In graduate school I learned a lot about assessments. Psychological researchers are great at designing tools that allow us to gauge just about anything relevant to being human. One of the more interesting tools I came across was an assessment to measure healthy family functioning. It was broken down into 26 elements and the manual provided a thorough understanding of each measure. I remember being fascinated with how valuable this information was in consideration of the characteristics one would want to nurture to maximize overall family health. If you want to view a modified checklist I created from this work click here.
A few years ago my husband decided to make a career change. The catch was, that to break into this new industry, he was going to be taking a job that required he live away from home long periods of time with no predictable schedule. He presented the argument that we are a strong family and we can get through this for a couple of years and we would all benefit from the opportunities that this career change would hold. My daughters and I decided to support his direction.
He has been in the field for 2 1/2 years now. During this time I have found myself challenged with the ideas and beliefs I had about what our family needed to look like to be healthy. A husband / dad who lives away from home about 75% of the time was a hard concept to swallow, so, at first I didn’t. I fought it in so many ways. I held the belief that his absence from our family somehow meant we were not ok. The longer he was gone the stronger my beliefs became that the circumstance of our family would not bode well on any assessment of healthy family functioning and I was definitely not happy. I found evidence everywhere I looked that this situation was not good for our family, my best piece being that we do not know any other family’s that are living like this so therefore this must be a really bad situation.
During this period I was working on becoming certified as a life coach and was starting to do a lot of self-coaching.
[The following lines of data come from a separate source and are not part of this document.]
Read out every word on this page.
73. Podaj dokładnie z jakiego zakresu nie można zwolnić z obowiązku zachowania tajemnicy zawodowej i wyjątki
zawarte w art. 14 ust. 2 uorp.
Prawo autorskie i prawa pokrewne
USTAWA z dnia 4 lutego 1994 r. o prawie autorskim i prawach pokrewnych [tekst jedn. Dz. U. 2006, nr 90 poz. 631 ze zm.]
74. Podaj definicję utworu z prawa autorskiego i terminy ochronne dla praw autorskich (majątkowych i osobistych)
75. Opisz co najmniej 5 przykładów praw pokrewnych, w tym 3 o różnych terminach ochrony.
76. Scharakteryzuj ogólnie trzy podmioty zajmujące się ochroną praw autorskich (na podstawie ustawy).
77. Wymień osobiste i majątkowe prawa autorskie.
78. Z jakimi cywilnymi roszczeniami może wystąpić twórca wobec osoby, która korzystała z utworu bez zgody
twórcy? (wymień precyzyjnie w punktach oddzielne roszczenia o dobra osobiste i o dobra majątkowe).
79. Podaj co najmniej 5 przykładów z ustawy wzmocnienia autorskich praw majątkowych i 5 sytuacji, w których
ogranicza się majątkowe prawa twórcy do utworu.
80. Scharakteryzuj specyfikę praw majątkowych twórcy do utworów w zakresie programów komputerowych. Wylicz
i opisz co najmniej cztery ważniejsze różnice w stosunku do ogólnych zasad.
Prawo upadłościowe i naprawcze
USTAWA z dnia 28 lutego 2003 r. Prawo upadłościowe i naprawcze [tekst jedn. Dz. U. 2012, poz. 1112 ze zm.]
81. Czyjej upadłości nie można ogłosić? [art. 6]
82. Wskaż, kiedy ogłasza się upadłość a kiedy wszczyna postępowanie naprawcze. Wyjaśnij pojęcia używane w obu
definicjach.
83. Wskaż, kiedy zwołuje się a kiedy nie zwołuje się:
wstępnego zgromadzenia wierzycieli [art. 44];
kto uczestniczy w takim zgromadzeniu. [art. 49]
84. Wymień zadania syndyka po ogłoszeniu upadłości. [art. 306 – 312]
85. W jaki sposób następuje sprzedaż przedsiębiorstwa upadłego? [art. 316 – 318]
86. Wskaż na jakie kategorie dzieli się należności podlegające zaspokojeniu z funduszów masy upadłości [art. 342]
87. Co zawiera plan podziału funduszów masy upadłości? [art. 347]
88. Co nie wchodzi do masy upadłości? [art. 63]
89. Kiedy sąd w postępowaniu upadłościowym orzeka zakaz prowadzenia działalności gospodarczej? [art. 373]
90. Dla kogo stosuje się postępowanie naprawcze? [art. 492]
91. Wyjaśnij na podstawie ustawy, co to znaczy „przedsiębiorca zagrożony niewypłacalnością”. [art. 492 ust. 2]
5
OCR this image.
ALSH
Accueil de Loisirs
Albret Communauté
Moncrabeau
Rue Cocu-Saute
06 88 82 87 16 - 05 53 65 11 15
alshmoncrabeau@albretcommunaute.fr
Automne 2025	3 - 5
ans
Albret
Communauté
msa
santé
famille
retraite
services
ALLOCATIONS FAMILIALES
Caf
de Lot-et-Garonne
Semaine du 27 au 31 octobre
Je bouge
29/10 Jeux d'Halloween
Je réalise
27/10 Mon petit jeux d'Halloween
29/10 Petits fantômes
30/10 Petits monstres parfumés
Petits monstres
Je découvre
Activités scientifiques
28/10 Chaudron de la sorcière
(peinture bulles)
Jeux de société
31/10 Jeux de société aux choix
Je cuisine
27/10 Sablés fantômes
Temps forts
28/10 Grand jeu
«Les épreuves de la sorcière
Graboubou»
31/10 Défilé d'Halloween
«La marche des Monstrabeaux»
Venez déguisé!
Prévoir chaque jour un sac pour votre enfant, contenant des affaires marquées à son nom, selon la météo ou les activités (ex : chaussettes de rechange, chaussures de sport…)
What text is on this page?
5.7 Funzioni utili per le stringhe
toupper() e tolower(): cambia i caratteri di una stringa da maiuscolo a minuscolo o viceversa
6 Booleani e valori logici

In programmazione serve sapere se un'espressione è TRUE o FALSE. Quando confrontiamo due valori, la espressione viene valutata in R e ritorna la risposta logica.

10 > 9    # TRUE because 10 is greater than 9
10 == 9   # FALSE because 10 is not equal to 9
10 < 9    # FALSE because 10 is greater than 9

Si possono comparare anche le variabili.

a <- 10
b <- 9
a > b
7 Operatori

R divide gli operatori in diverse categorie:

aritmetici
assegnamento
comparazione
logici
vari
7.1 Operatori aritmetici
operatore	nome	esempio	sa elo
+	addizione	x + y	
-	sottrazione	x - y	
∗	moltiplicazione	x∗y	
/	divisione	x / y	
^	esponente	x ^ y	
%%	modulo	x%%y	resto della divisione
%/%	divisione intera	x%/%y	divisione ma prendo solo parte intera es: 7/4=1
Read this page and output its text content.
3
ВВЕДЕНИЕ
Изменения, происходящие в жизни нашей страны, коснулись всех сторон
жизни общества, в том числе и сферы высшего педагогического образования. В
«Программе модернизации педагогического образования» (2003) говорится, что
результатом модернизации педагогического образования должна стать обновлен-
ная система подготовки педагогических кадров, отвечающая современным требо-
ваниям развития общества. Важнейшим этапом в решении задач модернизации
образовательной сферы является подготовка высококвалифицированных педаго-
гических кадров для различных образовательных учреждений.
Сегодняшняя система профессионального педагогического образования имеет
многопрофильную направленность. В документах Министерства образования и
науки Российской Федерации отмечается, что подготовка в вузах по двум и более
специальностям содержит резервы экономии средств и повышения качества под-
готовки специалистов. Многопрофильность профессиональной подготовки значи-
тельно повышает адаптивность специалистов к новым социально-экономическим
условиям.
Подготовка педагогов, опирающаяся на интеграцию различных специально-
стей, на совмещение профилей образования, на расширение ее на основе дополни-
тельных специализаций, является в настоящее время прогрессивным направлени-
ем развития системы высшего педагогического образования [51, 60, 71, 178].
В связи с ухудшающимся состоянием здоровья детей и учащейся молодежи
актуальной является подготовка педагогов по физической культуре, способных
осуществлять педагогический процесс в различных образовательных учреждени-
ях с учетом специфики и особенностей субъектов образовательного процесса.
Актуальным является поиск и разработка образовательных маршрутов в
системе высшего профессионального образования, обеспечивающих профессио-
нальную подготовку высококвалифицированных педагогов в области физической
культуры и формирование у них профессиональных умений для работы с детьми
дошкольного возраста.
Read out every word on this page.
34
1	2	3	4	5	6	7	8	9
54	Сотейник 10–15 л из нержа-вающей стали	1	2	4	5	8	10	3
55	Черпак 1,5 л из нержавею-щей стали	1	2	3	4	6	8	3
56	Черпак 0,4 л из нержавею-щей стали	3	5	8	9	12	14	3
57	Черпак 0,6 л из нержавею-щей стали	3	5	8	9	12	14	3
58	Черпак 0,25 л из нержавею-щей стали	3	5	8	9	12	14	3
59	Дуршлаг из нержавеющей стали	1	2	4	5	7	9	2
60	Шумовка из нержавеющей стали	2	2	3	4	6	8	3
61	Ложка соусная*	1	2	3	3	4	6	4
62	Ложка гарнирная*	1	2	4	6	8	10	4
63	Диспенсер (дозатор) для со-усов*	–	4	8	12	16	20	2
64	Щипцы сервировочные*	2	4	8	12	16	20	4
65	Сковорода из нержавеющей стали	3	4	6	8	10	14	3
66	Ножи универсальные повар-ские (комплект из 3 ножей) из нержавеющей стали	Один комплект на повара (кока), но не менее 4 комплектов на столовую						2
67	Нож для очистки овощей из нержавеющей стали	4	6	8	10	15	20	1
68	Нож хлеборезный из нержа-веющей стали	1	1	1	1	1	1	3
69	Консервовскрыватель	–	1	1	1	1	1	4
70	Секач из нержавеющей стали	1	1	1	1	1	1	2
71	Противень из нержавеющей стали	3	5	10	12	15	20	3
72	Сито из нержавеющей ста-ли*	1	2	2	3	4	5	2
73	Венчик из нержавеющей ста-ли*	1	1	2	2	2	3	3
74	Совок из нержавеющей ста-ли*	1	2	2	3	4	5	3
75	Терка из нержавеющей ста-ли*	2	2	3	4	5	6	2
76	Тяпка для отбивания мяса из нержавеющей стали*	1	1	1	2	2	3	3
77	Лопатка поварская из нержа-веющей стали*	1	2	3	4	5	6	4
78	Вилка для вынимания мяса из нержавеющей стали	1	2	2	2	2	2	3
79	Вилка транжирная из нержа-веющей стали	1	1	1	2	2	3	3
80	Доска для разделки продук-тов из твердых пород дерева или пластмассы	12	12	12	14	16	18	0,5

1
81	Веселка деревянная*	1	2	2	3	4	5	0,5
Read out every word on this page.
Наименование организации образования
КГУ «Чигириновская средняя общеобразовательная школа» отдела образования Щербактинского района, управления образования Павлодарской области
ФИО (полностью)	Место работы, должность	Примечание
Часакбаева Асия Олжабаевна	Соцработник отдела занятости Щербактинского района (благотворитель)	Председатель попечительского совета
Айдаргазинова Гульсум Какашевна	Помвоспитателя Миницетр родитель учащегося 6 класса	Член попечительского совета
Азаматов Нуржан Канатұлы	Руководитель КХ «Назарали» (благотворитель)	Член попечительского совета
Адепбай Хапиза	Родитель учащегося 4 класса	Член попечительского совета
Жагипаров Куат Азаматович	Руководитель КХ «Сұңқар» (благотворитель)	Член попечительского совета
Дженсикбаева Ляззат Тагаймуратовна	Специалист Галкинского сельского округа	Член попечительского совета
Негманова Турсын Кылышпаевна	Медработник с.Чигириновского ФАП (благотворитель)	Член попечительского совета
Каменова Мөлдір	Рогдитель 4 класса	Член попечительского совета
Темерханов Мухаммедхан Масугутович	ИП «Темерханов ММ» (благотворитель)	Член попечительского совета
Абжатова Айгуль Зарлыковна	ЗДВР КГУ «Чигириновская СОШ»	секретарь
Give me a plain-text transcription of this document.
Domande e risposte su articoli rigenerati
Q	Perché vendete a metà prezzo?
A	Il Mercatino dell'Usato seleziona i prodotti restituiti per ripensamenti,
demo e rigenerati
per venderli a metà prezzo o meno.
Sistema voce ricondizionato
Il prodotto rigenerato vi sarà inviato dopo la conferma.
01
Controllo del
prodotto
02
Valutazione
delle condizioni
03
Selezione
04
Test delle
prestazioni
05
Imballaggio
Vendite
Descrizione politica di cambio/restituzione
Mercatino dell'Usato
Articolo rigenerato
The coaching model presents that it is not our circumstances which result in our emotional experience, but rather the meaning that we assign to our circumstances. This is similar to Cognitive Behavioral Therapy in that the primary area we can focus on to create desired change in our lives is how and what we choose to think. Learning how to identify and clean up thoughts that aren’t working for us and establish patterns of thinking that result in greater happiness is a game changer.
Once I began to question why I had chosen to think about our family circumstance in a way that resulted in so much pain, I was able to see how my belief system of what elements were necessary for me to be happy about my family were simply thoughts I was being inflexible with. Just this awareness gave room for a reevaluation of other possible ways to view my husbands work circumstances. Nowhere in the assessment of healthy family functioning did it specify how much time we all needed to be home. Shifting my focus towards what is healthy in our family and directing my resources to areas I can impact in our current circumstance has allowed me to better appreciate our lives. It is incredible to me every time I apply the coaching model to the parts of my life that I struggle with, I find relief.
I picked out a few of the healthy family functioning elements that I believe my family is strong in to find evidence for supporting the belief that my family is healthy:
- We have a strong sense of team spirit.
- We have a great respect for each other as individuals.
- We have a joint value of health & a love of cooking and eating healthy meals together.
If you reviewed the Elements of Healthy Families checklist, what stood out to you?
What beliefs about your family make you happy?
Are there any beliefs creating pain?
Try working a model to see if you can make any shifts.